Dominic had been the obvious choice, even if he hadn't been the easiest. He was in his forties and had been in San Quentin for the past seventeen years on a drug possession charge. All the candidates were exceptional people, mostly teenage girls looking for afterschool money, all polite and kind when they had handed in their applications. Dominic had been the outlier, a middle-aged black man that was close to six and a half feet tall and a voice like rumbling thunder.

The interview had been three hours long and had ended in the kitchen, both of them covered in flour from baking an absurd amount of banana bread and arguing about barbequing.

Melody didn't mind the somber giant, and having survived almost two decades in a state penitentiary, he was less than swayed by the bullying of a sixteen-year-old girl, and Melody had grown bored of picking fun at an impassive man.

But the thing that delighted Sunshine the most was how smitten he was with Ruby.

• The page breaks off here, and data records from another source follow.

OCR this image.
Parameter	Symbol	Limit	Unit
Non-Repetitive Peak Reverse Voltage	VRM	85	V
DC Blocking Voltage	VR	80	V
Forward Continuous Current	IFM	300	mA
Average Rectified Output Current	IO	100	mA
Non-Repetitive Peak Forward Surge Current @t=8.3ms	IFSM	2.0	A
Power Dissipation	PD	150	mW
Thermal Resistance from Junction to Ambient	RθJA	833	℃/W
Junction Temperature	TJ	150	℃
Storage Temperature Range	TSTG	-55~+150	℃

Polite and respectful as the day was long, he never once pushed or asked for more than she was willing to give, and considering it was Ruby, there wasn't much to go off of, but the man persevered. Sunshine knew how much it meant to Ruby, who hadn't been flirted with in fifteen years, let alone been actively pursued. So, Sunshine being the best wing woman since Venus, dropped hints to Dominic that Ruby's less than enthusiastic responses were nothing to be dissuaded by, that she was just a little rusty. He had smiled at that and said he was too.